# Bazoo Laser Gaming Mouse



## timo0804 (22. August 2005)

Hi, habe mir heute die Bazzo Mouse gekauft... Ist ja alles schön und gut nur irgendwie komm ich bei installieren nicht weiter. Es ist leider keine Anleitung vorhanden und ich habe die Maus angesteckt und den Treiber installiert.
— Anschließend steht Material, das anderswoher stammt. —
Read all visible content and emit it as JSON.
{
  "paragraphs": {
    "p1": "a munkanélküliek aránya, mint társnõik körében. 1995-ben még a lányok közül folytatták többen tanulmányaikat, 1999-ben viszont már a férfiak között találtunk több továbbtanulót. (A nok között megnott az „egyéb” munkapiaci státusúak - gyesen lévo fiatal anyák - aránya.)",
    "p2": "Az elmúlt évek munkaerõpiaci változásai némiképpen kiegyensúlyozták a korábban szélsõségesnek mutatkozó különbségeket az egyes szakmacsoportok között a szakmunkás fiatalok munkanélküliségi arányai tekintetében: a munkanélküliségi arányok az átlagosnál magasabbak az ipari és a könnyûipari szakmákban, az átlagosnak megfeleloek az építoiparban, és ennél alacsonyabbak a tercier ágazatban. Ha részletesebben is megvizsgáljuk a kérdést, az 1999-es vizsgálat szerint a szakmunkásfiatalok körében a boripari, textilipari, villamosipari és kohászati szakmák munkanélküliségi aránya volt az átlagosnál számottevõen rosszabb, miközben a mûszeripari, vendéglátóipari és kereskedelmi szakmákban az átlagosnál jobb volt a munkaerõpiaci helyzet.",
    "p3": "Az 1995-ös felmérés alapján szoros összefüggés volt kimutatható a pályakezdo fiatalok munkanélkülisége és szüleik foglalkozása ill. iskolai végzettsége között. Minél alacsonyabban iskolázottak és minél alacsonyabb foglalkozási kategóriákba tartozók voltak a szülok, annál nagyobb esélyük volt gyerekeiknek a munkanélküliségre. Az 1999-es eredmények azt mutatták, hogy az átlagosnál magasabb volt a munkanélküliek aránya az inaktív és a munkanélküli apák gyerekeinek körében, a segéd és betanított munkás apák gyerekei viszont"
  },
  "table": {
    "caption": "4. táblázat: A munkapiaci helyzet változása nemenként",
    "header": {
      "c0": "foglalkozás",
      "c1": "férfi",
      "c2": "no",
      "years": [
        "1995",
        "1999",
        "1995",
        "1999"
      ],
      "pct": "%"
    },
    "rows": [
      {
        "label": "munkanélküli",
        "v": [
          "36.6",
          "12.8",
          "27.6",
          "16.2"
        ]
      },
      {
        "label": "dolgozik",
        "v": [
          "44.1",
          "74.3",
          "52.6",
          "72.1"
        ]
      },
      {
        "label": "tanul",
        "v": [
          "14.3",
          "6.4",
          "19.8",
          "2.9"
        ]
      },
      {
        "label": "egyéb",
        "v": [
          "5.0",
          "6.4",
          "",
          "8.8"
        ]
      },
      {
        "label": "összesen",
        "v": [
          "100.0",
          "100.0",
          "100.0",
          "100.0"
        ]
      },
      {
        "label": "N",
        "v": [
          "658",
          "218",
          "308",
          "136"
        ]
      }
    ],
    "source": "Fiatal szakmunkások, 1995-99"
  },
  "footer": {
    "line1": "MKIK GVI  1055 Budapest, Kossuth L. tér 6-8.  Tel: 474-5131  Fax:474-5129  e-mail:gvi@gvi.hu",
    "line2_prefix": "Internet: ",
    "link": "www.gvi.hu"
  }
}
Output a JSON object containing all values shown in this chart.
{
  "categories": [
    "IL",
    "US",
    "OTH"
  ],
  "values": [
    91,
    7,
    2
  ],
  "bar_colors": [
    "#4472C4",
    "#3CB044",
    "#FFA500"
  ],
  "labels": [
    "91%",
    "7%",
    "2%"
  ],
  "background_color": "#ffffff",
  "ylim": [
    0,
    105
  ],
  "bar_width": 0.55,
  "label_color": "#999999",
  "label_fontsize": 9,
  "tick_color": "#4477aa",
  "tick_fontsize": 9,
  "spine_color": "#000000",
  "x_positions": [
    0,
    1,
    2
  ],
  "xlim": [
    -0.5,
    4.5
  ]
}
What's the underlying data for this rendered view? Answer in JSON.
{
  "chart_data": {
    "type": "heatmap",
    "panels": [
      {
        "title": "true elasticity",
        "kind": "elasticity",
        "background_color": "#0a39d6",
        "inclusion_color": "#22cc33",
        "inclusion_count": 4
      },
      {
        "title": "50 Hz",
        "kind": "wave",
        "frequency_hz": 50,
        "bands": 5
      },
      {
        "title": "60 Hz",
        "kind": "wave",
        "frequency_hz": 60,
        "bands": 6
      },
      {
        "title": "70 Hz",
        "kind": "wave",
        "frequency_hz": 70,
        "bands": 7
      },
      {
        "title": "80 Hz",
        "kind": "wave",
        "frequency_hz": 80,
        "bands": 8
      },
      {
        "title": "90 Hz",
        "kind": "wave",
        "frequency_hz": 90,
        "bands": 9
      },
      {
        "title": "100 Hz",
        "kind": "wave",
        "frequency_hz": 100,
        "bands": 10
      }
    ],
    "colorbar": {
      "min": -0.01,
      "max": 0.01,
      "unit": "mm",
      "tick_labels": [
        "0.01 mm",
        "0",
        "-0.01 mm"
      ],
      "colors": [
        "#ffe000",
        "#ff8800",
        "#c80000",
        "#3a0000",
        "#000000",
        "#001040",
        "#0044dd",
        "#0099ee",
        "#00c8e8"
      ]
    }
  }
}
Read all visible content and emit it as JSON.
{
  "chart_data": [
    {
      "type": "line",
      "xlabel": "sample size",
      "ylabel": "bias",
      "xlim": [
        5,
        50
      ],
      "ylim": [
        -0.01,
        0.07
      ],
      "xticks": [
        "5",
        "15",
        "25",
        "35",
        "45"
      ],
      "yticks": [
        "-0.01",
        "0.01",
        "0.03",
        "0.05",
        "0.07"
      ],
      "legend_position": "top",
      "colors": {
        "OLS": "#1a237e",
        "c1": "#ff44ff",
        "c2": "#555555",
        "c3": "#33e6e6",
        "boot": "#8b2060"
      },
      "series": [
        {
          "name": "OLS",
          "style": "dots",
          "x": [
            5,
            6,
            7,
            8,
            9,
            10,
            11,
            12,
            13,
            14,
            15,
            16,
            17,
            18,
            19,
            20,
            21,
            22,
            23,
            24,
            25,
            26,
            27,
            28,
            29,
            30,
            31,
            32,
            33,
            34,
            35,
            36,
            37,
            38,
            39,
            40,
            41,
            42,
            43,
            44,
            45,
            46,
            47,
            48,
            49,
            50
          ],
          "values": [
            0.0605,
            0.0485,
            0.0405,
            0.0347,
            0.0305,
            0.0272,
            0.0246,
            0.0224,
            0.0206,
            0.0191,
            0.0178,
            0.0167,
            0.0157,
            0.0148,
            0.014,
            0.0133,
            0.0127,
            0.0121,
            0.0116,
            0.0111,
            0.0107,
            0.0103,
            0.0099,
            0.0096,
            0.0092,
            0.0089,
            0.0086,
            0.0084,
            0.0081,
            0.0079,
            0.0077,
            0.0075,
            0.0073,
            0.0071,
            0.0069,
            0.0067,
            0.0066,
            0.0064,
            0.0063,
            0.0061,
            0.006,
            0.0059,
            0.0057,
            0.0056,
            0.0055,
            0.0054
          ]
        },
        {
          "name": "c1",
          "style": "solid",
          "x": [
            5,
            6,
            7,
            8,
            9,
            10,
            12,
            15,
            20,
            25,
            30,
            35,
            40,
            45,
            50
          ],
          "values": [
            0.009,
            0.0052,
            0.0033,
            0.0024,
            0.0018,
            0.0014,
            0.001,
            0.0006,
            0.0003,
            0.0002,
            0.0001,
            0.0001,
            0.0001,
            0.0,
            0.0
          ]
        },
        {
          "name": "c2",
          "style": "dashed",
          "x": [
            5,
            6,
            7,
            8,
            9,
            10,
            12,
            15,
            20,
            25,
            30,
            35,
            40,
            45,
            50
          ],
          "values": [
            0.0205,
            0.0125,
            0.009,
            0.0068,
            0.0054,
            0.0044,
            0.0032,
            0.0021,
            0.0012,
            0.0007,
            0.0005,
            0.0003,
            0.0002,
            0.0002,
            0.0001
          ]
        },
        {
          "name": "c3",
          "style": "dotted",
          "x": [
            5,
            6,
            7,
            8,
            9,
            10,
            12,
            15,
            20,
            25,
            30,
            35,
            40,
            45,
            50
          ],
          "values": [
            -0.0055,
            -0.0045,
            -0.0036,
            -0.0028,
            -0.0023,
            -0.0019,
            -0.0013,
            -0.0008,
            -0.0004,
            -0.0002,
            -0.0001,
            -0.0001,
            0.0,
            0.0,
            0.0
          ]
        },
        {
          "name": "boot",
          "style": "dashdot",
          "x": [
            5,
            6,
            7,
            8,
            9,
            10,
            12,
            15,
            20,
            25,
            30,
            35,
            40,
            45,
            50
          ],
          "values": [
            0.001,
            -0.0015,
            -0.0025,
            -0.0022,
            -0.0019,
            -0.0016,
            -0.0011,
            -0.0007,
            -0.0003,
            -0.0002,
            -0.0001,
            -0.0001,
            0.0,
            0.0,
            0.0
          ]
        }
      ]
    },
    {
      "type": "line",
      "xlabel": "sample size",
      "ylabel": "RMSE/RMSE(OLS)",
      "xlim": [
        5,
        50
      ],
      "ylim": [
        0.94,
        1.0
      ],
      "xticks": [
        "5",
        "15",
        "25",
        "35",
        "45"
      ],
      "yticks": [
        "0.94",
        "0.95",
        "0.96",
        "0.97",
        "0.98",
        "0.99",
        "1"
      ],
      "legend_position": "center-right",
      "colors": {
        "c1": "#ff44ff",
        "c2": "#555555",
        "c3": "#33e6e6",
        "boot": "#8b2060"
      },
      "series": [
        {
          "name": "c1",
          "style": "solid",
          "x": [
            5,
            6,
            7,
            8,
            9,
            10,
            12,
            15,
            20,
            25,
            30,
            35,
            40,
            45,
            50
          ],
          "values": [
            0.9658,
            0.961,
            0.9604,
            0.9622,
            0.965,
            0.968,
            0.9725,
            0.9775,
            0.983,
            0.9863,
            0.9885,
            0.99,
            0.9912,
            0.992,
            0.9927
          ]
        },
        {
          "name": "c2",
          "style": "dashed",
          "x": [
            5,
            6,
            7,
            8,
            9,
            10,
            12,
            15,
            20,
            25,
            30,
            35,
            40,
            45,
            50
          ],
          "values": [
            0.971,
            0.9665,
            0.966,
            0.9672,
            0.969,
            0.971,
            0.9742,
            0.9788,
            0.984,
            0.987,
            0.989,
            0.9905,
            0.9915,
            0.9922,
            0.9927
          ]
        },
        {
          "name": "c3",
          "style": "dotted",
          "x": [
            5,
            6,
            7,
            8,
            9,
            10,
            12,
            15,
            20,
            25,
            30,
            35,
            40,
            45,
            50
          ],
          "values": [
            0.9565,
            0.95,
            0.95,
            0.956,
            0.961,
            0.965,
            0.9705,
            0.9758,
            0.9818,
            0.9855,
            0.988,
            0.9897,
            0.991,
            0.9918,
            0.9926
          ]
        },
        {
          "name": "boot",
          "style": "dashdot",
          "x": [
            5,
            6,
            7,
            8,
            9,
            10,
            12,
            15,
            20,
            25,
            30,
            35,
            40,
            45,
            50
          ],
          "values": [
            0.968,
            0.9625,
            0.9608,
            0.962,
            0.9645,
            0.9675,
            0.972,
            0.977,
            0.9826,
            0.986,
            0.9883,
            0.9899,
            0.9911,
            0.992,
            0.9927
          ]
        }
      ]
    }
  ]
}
Nur wie kann ich jetzt von meiner alten Maus mit der ich die Treiberinstallation vollzogen habe auf die andere wechseln?
Bitte um möglichst schnelle Antworten.
mfg Timo

Vielleicht noch ein Paar Informationen:
-neue Maus hat USB, alte einen PS 2 anschluss
-neue möchte ich über USB Hub laufen lassen
-habe Windows XP


----------



## Andreas Späth (22. August 2005)

Schlies die neue Maus einfach an, wenn der Treiber schon da ist sollte windows die sofort erkennen.
Wenn du mit der Maus gamen willst lass den Hub weg, das bringt nur eine schlechtere Latenz


----------



## timo0804 (22. August 2005)

Danke für deine Antwort erstmal. 
Jedoch wenn ich die Maus anschließe, zeigt Windows die nicht an, trotz installiertem Treiber. Ich hab echt keine Ahnung mehr.
mfg Timo


----------



## Vale-Feil (24. August 2005)

steck mal deine Maus in einen anderen USB ein, wenn du mehrere hast. Das kann die Sache beheben


----------